Spear’s facially generated treatment planning incorporates a patient’s entire face. DiMauro used that system to train and study for what he calls the inside-out approach, taking the patient’s bone structure, muscles and skin into consideration.

“Now you’ve nailed the whole person,” DiMauro says. “You see how everything is related.”

DiMauro believes that being able to understand the influence dentistry has to the face, and the influence the face has to dentistry, enriches the treatment plan. Some people, he says, have crooked teeth and it may not bother them. But DiMauro trained for a higher level of cosmetics, and is now looking to attract older patients who are interested fixing their teeth, an undertaking he believes is the future of dentistry.

“The main thing that attracts me to dentistry is the artistic component — it’s another medium,” DiMauro says. “I’ve always had that artistic ability to see what I want to do and how to do it. You need to have a high level of attention to detail.”
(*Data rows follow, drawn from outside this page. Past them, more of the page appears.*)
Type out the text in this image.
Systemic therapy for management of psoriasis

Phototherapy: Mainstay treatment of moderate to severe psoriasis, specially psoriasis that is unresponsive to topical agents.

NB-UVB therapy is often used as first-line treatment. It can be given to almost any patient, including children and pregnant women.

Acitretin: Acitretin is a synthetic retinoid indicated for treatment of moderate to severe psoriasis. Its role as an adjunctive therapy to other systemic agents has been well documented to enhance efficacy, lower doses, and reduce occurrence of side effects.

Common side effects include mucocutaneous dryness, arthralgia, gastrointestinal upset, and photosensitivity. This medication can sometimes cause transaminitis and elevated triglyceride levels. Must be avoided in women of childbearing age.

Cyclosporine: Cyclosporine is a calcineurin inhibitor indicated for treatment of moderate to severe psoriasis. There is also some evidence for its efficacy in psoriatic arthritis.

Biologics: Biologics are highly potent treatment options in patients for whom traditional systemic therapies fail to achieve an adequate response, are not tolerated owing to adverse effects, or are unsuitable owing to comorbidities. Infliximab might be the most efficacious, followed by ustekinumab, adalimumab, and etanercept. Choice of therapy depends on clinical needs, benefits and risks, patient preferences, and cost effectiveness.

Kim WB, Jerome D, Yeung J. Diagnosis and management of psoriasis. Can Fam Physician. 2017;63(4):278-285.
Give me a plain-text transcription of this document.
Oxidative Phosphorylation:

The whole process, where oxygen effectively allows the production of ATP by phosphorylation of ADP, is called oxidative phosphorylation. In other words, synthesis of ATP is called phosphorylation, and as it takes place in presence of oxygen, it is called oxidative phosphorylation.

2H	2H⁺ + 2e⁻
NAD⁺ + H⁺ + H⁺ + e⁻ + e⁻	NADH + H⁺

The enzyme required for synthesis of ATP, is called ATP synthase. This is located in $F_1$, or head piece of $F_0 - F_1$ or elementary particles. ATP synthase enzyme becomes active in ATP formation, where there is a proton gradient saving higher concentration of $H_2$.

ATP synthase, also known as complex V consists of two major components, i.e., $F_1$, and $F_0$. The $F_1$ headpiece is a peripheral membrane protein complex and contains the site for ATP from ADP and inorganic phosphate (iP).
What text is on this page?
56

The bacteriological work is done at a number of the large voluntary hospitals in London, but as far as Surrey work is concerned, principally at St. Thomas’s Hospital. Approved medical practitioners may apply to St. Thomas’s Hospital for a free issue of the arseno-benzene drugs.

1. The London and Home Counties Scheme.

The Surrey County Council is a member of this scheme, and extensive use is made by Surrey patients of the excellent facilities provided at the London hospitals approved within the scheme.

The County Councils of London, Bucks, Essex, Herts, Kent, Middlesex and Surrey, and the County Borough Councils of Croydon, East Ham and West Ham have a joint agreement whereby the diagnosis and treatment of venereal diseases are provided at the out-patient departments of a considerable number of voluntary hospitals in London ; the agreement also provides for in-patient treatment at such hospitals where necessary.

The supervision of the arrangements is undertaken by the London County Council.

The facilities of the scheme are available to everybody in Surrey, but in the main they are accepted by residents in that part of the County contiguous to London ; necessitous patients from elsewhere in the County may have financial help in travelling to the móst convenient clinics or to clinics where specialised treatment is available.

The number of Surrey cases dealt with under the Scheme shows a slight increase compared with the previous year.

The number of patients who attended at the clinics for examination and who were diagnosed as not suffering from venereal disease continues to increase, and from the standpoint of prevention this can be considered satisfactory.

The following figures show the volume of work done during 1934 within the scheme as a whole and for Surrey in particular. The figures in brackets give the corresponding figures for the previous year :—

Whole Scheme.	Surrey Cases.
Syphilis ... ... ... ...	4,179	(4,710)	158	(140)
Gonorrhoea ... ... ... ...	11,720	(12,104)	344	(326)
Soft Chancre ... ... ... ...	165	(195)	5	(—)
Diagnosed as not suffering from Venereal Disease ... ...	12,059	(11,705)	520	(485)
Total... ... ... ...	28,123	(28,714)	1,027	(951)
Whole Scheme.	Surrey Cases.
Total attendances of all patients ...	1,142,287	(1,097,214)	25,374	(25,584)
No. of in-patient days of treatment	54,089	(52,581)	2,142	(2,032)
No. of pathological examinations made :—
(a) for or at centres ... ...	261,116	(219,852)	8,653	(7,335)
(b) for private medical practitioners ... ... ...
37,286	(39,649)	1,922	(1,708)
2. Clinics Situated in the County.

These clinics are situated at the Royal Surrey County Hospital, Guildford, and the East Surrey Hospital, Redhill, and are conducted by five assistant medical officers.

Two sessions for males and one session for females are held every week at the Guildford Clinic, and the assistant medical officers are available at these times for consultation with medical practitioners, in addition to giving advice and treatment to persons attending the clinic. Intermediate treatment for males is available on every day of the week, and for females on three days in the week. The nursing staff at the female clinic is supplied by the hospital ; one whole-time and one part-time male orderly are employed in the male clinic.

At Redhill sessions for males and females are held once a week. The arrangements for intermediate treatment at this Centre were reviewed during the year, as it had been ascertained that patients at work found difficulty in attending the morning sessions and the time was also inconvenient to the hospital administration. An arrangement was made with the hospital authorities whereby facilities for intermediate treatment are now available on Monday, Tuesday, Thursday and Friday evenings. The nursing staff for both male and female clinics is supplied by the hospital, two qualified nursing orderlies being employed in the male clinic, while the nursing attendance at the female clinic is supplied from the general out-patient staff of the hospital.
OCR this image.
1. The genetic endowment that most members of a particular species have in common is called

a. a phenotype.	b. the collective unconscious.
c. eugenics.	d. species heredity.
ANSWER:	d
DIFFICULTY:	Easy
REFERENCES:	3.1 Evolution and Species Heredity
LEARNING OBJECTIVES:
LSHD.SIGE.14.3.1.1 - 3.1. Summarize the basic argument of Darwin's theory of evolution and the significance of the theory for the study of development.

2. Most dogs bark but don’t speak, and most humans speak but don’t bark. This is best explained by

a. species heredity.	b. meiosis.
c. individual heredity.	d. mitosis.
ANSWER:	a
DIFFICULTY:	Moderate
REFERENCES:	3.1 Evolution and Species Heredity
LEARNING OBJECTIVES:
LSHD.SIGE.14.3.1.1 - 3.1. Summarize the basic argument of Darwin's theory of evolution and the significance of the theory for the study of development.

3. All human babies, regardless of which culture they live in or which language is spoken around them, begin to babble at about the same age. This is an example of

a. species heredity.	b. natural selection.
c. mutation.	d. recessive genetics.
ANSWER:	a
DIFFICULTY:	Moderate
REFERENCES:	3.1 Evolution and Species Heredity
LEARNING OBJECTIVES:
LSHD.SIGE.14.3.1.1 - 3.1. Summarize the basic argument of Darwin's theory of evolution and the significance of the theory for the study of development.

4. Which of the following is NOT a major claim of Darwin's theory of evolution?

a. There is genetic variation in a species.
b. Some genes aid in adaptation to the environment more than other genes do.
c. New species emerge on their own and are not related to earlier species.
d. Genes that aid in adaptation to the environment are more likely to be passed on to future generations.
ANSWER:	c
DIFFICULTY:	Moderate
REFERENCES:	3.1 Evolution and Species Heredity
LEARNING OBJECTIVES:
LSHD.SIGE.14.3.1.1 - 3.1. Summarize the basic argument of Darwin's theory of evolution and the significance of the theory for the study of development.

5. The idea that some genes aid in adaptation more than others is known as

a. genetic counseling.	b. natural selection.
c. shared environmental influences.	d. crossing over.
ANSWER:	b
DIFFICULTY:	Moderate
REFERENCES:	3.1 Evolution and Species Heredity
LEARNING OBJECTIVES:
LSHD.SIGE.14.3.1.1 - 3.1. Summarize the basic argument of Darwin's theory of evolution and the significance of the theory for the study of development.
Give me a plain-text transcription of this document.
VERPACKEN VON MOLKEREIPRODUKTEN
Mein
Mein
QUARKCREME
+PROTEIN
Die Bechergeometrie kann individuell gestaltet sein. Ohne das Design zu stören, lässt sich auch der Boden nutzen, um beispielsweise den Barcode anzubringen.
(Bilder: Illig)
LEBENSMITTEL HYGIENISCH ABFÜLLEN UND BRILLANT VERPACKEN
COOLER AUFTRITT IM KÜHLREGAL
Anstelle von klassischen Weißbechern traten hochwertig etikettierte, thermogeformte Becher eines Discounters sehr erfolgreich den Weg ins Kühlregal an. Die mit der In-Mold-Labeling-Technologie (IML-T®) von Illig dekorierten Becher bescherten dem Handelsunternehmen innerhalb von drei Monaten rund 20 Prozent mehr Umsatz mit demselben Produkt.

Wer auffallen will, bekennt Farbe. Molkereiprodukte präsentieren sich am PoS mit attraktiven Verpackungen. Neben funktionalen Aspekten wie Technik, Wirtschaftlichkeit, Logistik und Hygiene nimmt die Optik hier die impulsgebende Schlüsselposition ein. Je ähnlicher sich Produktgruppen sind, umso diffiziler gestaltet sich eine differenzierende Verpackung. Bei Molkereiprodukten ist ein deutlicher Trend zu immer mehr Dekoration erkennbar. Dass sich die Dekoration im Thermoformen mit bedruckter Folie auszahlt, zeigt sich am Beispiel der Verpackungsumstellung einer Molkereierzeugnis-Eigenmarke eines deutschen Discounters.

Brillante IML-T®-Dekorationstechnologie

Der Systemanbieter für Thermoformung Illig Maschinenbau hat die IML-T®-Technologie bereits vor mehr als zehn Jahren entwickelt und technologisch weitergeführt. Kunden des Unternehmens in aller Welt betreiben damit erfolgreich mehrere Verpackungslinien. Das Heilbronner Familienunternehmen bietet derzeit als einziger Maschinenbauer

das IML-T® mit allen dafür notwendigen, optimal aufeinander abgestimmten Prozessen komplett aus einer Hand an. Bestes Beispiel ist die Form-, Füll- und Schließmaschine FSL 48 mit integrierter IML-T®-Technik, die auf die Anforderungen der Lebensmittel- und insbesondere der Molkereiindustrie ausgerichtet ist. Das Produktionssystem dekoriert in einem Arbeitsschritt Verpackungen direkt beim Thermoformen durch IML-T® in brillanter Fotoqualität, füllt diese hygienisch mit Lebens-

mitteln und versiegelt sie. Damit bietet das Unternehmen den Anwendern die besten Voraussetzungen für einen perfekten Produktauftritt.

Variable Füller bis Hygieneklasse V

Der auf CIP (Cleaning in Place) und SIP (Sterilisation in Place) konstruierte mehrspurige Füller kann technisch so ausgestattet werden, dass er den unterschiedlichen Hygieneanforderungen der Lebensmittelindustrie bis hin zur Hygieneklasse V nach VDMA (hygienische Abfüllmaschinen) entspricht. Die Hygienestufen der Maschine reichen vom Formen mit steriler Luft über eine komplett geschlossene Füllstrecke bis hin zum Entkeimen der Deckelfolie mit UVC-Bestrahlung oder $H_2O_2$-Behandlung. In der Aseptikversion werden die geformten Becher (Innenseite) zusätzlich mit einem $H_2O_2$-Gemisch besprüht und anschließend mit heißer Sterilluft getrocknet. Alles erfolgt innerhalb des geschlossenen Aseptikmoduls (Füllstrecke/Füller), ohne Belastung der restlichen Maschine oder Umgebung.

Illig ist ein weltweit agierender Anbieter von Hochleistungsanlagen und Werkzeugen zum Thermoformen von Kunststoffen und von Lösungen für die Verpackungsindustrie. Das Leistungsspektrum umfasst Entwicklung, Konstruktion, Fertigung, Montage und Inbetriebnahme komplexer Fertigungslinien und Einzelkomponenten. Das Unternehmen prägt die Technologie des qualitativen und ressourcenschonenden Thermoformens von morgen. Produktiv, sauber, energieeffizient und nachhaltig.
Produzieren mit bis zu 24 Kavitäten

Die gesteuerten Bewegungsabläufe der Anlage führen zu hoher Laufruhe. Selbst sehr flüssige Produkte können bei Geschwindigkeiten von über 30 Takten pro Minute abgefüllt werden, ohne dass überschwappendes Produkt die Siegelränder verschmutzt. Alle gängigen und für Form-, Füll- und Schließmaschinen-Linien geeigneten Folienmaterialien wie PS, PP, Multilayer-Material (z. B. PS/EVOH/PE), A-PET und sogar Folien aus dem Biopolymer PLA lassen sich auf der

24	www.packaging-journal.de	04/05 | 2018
DiMauro began doing photography at age 17 when he obtained his first Pentax camera. His work is displayed in his dental practice, and he won the People’s Choice Award in photography and sculpting in 2005 from the Woburn Guild of Artist’s art show. He also engages in stain glass and pottery, but says he likes photography the best — and with good reason.

“You can look at my painting and say you don’t like it,” he says. “And there are plenty of reasons not to like it. But with my photos, I don’t care if you like them or not, I know they’re good. I feel like I can hold my own.”

But photography also plays a huge role in DiMauro’s practice and approach. He says that even when doing Botox and fillers, he stresses the initial exam and pictures so that he and the patient don’t lose track of the patient’s face.

“That’s why it’s so important to have pictures, to constantly see where we’re losing ground and gaining ground,” DiMauro says. “We don’t want to create a different person. We want to stay on track of who you are.”


DiMauro is also an active volunteer, and his photography enables him to contribute significantly to Smile Train, an international children’s charity with a sustainable approach to a single, solvable problem: cleft lip and palate.

Each month he holds a free raffle for patients with one of his pictures, then donates $100 toward Smile Train. He also makes up greeting cards adorned with his photos and sells them to patients, all of which goes toward Smile Train.

DiMauro has also been active with the Woburn Host Lions since 1999. The local service group is focused on humanitarian causes and recognized for its service to the blind and visually impaired. Among other things, DiMauro recently organized a “beep ball” tournament for the blind.

“There’s a blind softball team and we help fund them,” he says. “They become members of our club. That way, they’re not just an anonymous society that we’re raising money for. I want to meet the people that we help. And over time, they’re just like one of the guys.”

Since not everyone who participates is totally blind, everyone wears a blindfold to level the playing field. The ball makes a beeping sound, and the pitcher actually tries to hit the batter’s bat.

“It’s a hard game to play,” DiMauro says. “But it’s amazing how well they play it.”

His efforts have earned him several awards, including the 2015 Melvin Jones Lifetime Achievement Award and the 2014 Charles Kostio award for his fundraising raffles and projects.

DiMauro says it’s all part of giving people the choice they never had.

“When they can see their smile, or see their face the way they want it, you know, that’s the gratitude you get.”